Prof Matthew Chalmers he/him
 
						Professor of Computer Science
Mission Priority Areas
For a long time, I worked on mobile systems that logged and analysed vast amounts of data about how and where people used them. After a while, I saw that such analysis could not be ethically neutral, but would always have risks and costs that had to be addressed… especially in commercial systems that incessantly gather and mine data about us. I wound down that old research group, and shifted my work towards more ethical ways to do system design. Around this time, AI grew larger and larger in its appetite for data and its abuse – so unstoppably that I did consider just focusing on teaching, climbing, and playing computer games.
Now, though, I want to do something more positive. I want to apply some of the concepts from my old work to the new setting of AI, in projects that don’t just record or critique AI’s ethical/social/environmental harms, but develop ways to let people better understand how it works, how it doesn’t, how to use it, how to avoid it, and how to undermine or resist — most obviously for those minorities treated with most prejudice by the big tech companies, but also for the wider population. Therefore, I’d like to work with students who can combine such issues in creatively developing new concepts and system designs. Most of my prior students are in the tech industry, although a few have retired early because they made a stack of cash through their own companies, and some are academics (less likely to be so rich!).

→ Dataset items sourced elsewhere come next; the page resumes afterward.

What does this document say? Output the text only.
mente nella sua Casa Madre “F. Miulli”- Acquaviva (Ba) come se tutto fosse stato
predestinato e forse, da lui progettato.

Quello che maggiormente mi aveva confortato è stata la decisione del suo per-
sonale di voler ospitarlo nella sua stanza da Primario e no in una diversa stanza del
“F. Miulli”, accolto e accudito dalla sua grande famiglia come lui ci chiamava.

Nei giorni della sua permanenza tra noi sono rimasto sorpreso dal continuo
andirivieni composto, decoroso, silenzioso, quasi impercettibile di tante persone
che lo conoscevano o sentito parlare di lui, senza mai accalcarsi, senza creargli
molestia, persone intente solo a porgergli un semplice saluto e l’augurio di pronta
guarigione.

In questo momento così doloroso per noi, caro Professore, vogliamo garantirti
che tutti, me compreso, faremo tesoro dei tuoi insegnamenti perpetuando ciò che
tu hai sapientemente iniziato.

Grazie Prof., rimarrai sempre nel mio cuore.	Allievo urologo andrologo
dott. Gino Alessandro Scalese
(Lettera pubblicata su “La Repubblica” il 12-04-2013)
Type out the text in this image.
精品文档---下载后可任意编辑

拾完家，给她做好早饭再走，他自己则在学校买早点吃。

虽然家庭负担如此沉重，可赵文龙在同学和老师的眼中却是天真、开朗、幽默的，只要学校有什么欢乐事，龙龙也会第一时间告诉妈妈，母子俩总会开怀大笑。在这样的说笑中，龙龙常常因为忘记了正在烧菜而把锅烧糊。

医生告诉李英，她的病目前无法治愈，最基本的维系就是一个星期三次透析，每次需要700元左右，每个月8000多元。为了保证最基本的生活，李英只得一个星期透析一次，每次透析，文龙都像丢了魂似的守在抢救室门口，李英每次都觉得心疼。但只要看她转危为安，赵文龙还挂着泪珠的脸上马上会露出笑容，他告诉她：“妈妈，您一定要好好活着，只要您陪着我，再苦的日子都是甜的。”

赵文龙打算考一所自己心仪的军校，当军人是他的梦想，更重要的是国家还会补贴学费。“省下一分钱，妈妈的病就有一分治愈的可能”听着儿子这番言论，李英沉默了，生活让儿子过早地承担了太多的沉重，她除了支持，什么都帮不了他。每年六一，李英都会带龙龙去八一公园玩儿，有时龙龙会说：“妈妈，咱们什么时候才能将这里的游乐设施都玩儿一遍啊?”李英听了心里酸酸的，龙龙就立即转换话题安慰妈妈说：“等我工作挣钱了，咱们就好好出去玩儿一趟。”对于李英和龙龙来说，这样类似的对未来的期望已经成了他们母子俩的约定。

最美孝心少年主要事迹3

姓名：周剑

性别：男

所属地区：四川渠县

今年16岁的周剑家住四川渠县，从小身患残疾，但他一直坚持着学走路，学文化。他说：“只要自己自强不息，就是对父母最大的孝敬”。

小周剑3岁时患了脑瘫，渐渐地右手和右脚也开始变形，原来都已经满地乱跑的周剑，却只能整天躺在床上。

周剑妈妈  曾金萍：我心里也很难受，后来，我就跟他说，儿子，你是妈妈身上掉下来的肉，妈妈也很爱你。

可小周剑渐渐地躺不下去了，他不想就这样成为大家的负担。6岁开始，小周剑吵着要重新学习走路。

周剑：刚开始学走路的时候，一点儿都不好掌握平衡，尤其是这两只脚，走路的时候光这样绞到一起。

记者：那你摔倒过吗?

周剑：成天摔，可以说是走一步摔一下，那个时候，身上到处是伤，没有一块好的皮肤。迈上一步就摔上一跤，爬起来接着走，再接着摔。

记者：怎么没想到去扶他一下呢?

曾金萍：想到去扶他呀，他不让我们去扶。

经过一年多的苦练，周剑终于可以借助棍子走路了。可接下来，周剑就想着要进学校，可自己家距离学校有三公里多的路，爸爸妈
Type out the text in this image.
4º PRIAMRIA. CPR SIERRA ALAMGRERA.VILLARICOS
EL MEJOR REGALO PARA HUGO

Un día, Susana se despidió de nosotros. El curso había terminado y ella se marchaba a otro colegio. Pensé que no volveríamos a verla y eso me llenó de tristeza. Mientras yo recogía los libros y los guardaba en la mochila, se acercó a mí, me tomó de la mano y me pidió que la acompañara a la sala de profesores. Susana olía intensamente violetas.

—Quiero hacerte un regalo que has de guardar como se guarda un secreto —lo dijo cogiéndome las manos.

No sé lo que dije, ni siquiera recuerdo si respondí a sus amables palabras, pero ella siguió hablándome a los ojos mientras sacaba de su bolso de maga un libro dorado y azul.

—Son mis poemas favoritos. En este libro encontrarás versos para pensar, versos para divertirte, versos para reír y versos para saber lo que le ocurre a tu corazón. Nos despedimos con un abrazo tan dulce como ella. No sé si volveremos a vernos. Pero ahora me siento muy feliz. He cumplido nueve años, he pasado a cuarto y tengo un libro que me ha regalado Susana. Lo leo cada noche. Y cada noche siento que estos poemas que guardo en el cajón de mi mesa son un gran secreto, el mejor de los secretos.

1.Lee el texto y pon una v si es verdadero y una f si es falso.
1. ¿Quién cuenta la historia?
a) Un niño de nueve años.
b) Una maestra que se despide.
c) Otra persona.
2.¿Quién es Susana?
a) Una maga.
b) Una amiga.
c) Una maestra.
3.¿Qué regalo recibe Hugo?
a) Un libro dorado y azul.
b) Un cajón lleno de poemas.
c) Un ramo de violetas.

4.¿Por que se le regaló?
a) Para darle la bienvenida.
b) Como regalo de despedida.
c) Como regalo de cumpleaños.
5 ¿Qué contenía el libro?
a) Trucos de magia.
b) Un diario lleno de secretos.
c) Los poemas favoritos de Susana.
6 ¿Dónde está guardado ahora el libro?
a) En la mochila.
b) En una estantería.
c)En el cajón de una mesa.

With regard to EDI, I was Athena SWAN lead for my school for some years, leading EDI work in my school. I’ve also designed specific funding streams in large projects I led, to let under-represented researchers establish their own projects earlier and more easily that is the norm. After saying that: I am literally an old white male professor! I like some very old-fashioned things, like intellectual rigour, e.g. giving credit to those in disciplines (often far from computing) who established the most powerful critiques, theories and concepts around information and technology. (And computer games.)